Полет бабочки. Восстановить стертое - страница 31



Идет он, к примеру, по улице, а Инна навстречу. Все такая же красивая, милая. А за руку ребенка ведет. Мальчика. Или девочку – неважно. Увидела его, обрадовалась. И ребенку говорит: а это твой папа. Берутся они все трое за ручки и идут... в светлое будущее. Короче, литр соплей. Новый русский сериал.

Или все так же, с ребенком, только Инна совсем ему не рада. И говорит: деточка, это твой папа, но он такая сволочь, что лучше бы его и вовсе не было. И идут они, не за ручки, ав разные стороны. Тоже новый русский сериал, а слез и соплей литра на два.

Только вот того, что в действительности произошло, Андрей почему-то не предусмотрел. Что она сделает вид, будто вообще с ним незнакома.

Подходя к квартире, он попытался изобразить человека если не счастливого, то хотя бы довольного жизнью. Но маму провести все равно не удалось. Ей стоило мельком взглянуть на него, забирая из его рук пакет с продуктами, - и все.

- Ну, что на этот раз? – словно между прочим поинтересовалась она, выгружая свертки на кухонный стол.

- А что? – попытался отвертеться Андрей. – Все в порядке.

Но обмануть маму... Он обычно и не пытался. Безнадежное дело.

Удивительно, но, будучи «мямликом», Андрей маменькиным сынком все же не был. Хотя бы уже по той причине, что сама мама не хотел этого. «Своим детям надо быть немножко мачехой, - любила говорить Ольга Павловна. – Потому что именно у чокнутых наседок получаются самые отъявленные подонки. Либо ведерко манной каши вместо человека».

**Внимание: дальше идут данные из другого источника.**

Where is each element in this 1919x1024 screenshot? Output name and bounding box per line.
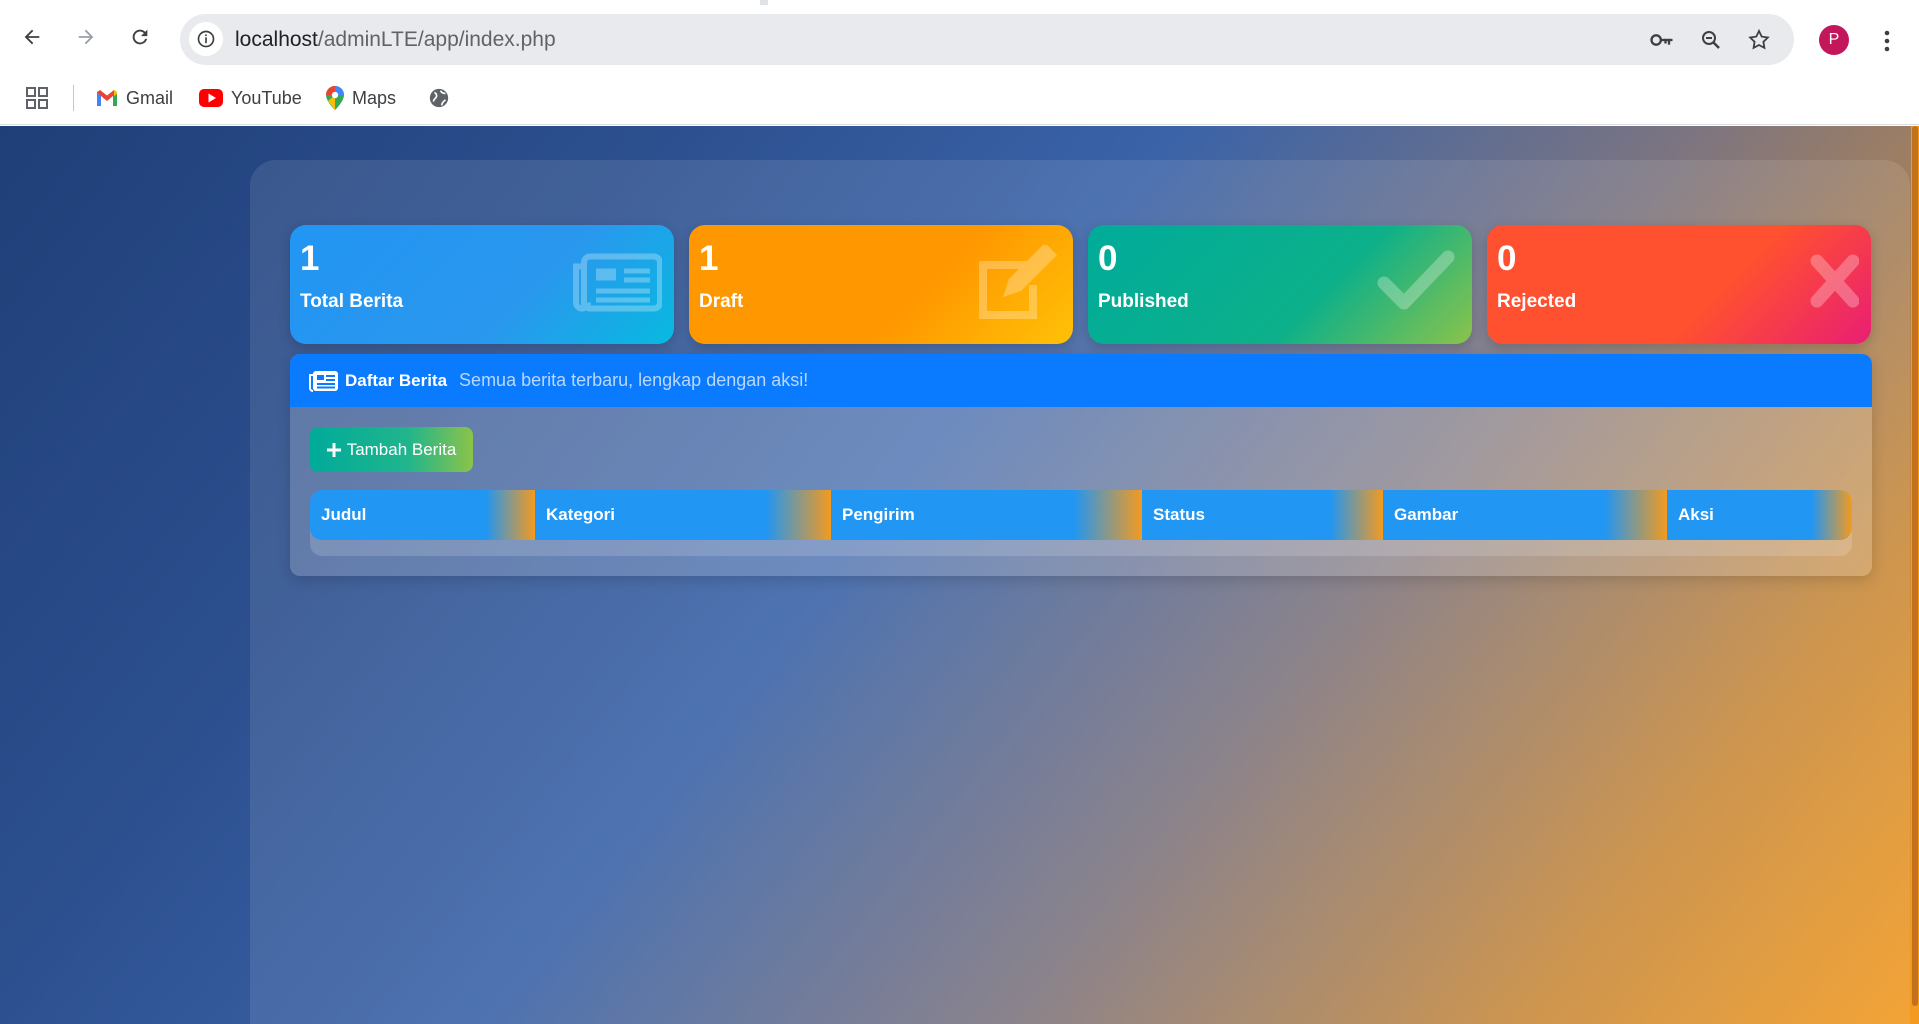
key-icon bbox=[1650, 34, 1673, 46]
apps-button[interactable] bbox=[26, 83, 48, 113]
site-info-button[interactable] bbox=[189, 22, 223, 56]
stat-value: 1 bbox=[300, 239, 320, 278]
bookmark-youtube[interactable]: YouTube bbox=[199, 83, 302, 113]
column-header-aksi[interactable]: Aksi bbox=[1667, 490, 1852, 540]
column-header-judul[interactable]: Judul bbox=[310, 490, 535, 540]
info-icon bbox=[197, 30, 215, 48]
zoom-button[interactable] bbox=[1697, 26, 1725, 54]
panel-title: Daftar Berita bbox=[345, 370, 448, 390]
page-viewport: 1 Total Berita 1 Draft 0 Published 0 Rej… bbox=[0, 126, 1919, 1024]
stat-card-draft: 1 Draft bbox=[689, 225, 1073, 344]
url-host: localhost bbox=[235, 28, 318, 51]
times-icon bbox=[1810, 254, 1859, 308]
bookmarks-bar: Gmail YouTube Maps bbox=[0, 75, 1919, 125]
url-text: localhost/adminLTE/app/index.php bbox=[235, 28, 556, 52]
reload-button[interactable] bbox=[122, 19, 158, 55]
password-key-button[interactable] bbox=[1648, 26, 1676, 54]
star-icon bbox=[1748, 28, 1770, 50]
url-path: /adminLTE/app/index.php bbox=[317, 28, 556, 51]
column-header-pengirim[interactable]: Pengirim bbox=[831, 490, 1142, 540]
bookmark-label: Gmail bbox=[126, 87, 174, 108]
back-button[interactable] bbox=[14, 19, 50, 55]
column-header-gambar[interactable]: Gambar bbox=[1383, 490, 1667, 540]
arrow-right-icon bbox=[78, 29, 94, 45]
news-list-panel: Daftar Berita Semua berita terbaru, leng… bbox=[290, 354, 1872, 576]
stat-label: Total Berita bbox=[300, 291, 404, 312]
bookmark-label: Maps bbox=[352, 87, 397, 108]
column-header-status[interactable]: Status bbox=[1142, 490, 1383, 540]
table-header-row: Judul Kategori Pengirim Status Gambar Ak… bbox=[310, 490, 1852, 540]
stat-card-published: 0 Published bbox=[1088, 225, 1472, 344]
forward-button[interactable] bbox=[68, 19, 104, 55]
youtube-icon bbox=[199, 89, 223, 107]
stat-value: 0 bbox=[1098, 239, 1118, 278]
stat-label: Published bbox=[1098, 291, 1189, 312]
content-wrapper: 1 Total Berita 1 Draft 0 Published 0 Rej… bbox=[250, 160, 1910, 1024]
browser-menu-button[interactable] bbox=[1872, 23, 1902, 59]
stat-label: Rejected bbox=[1497, 291, 1577, 312]
panel-header: Daftar Berita Semua berita terbaru, leng… bbox=[290, 354, 1872, 407]
stat-value: 1 bbox=[699, 239, 719, 278]
more-vert-icon bbox=[1884, 30, 1890, 52]
panel-subtitle: Semua berita terbaru, lengkap dengan aks… bbox=[459, 370, 809, 390]
newspaper-icon bbox=[309, 370, 338, 392]
stat-card-rejected: 0 Rejected bbox=[1487, 225, 1871, 344]
add-news-label: Tambah Berita bbox=[346, 439, 457, 459]
arrow-left-icon bbox=[24, 29, 40, 45]
bookmark-star-button[interactable] bbox=[1745, 26, 1773, 54]
news-table: Judul Kategori Pengirim Status Gambar Ak… bbox=[310, 490, 1852, 556]
edit-icon bbox=[979, 245, 1057, 319]
apps-grid-icon bbox=[26, 87, 48, 109]
add-news-button[interactable]: Tambah Berita bbox=[310, 427, 473, 472]
bookmark-maps[interactable]: Maps bbox=[326, 83, 396, 113]
newspaper-icon bbox=[573, 253, 662, 312]
reload-icon bbox=[132, 29, 148, 45]
browser-toolbar: localhost/adminLTE/app/index.php P bbox=[0, 5, 1919, 75]
gmail-icon bbox=[97, 90, 117, 106]
maps-icon bbox=[326, 86, 344, 110]
profile-avatar[interactable]: P bbox=[1819, 25, 1849, 55]
address-bar[interactable]: localhost/adminLTE/app/index.php bbox=[180, 14, 1794, 65]
zoom-icon bbox=[1702, 31, 1720, 49]
bookmarks-separator bbox=[73, 85, 74, 111]
scrollbar-thumb[interactable] bbox=[1912, 126, 1918, 1006]
check-icon bbox=[1377, 250, 1455, 310]
bookmark-globe[interactable] bbox=[428, 83, 450, 113]
stat-value: 0 bbox=[1497, 239, 1517, 278]
bookmark-label: YouTube bbox=[231, 87, 302, 108]
stat-label: Draft bbox=[699, 291, 744, 312]
plus-icon bbox=[326, 442, 341, 457]
globe-icon bbox=[429, 88, 449, 108]
stat-card-total: 1 Total Berita bbox=[290, 225, 674, 344]
bookmark-gmail[interactable]: Gmail bbox=[96, 83, 173, 113]
column-header-kategori[interactable]: Kategori bbox=[535, 490, 831, 540]
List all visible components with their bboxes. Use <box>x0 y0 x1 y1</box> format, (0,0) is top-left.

До выхода на пенсию она служила прапорщиком в той же военной части, где и отец-полковник. Солдаты ее боялись и обожали. Ольга Павловна была «всехней» мамой, и не раз Андрей видел, как она утешала зеленого салабона, которому вдруг перестала писать девушка или слишком уж досаждали сослуживцы. А Восьмого марта Ольга Павловна бывала завалена цветами и подарками, как ни одна другая офицерская жена.

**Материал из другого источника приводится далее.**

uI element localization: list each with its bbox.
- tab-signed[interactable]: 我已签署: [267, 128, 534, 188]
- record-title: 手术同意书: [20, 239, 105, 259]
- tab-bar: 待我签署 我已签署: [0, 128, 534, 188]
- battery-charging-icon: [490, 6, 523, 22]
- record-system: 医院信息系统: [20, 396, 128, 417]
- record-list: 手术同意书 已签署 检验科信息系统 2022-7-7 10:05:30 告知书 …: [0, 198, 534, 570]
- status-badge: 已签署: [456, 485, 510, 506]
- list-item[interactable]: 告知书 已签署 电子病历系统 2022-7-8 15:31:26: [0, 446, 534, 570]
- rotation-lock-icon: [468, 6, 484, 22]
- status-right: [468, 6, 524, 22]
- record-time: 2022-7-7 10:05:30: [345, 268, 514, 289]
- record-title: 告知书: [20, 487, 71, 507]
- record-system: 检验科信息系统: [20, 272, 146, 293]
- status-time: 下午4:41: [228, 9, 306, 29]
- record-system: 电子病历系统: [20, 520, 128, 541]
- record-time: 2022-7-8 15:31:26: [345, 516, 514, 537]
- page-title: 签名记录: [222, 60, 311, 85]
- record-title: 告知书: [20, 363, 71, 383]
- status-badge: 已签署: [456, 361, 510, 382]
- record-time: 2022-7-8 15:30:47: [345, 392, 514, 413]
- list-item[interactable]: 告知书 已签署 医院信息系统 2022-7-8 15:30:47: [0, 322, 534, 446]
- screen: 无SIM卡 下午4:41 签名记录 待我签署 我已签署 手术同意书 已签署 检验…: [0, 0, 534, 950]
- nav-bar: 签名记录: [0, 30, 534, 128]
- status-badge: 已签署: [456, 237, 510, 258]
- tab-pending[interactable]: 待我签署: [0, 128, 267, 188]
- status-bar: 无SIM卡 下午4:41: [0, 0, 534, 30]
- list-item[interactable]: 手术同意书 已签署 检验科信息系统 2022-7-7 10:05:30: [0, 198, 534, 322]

Отца Андрей видел эпизодически – тот постоянно был занят. Мать тоже крутилась, как белка в колесе, но для него время у нее находилось. Она не тряслась над ним и всегда предоставляла свободу выбора. И не ее вина в том, что Андрей иной раз боялся этой свободой воспользоваться. Кроме того, мать буквально видела его насквозь. Даже когда он пытался скрыть что-то из желания лишний раз не расстраивать.

Вздохнув горько, Андрей как был, прямо в куртке, уселся за кухонный стол, заваленный покупками, и начал рассказывать. И так ему вдруг обидно стало, чуть ли ни до слез.

- Ты уверен, что не ошибся? – осторожно спросила Ольга Павловна.

- Уверен. Хотя... Да нет, она, точно. Изменилась, конечно.

- Столько лет прошло. Да и вообще, жизнь тяжелая.

- У нее тяжелая? – усмехнулся Андрей. – «Лексус», шуба из... не знаю даже из кого. Мужик весь такой прикинутый.

- Причем здесь шуба и мужик? По мне, так с «Лексусом» жизнь тяжелее, чем с жигулем. Послушай, может, она так на тебя фыркнула, что муж рядом? Или кто он там?

- Да нет, не думаю. Он совсем не выглядел таким уж злобным монстром. Обычный мужик. Да и потом, даже если она так боится, что ее приревнуют к первому встречному столбу, эта ее злость гораздо подозрительнее выглядела, чем если бы сказала спокойно: «Извините, вы обознались». Уж глупой она никогда не была.

Андрей помолчал, передвинул с места на место несколько пакетов, отщипнул хвостик багета.

- Знаешь, мам, - сказал он тихо, разглядывая упавшие на стол крошки, - она не просто изменилась. Ну да, повзрослела, прическа другая. Только раньше она такая была... Не знаю. Мягкая. Светлая. Изнутри светилась. А теперь... Совсем другая. Жесткая, грубая.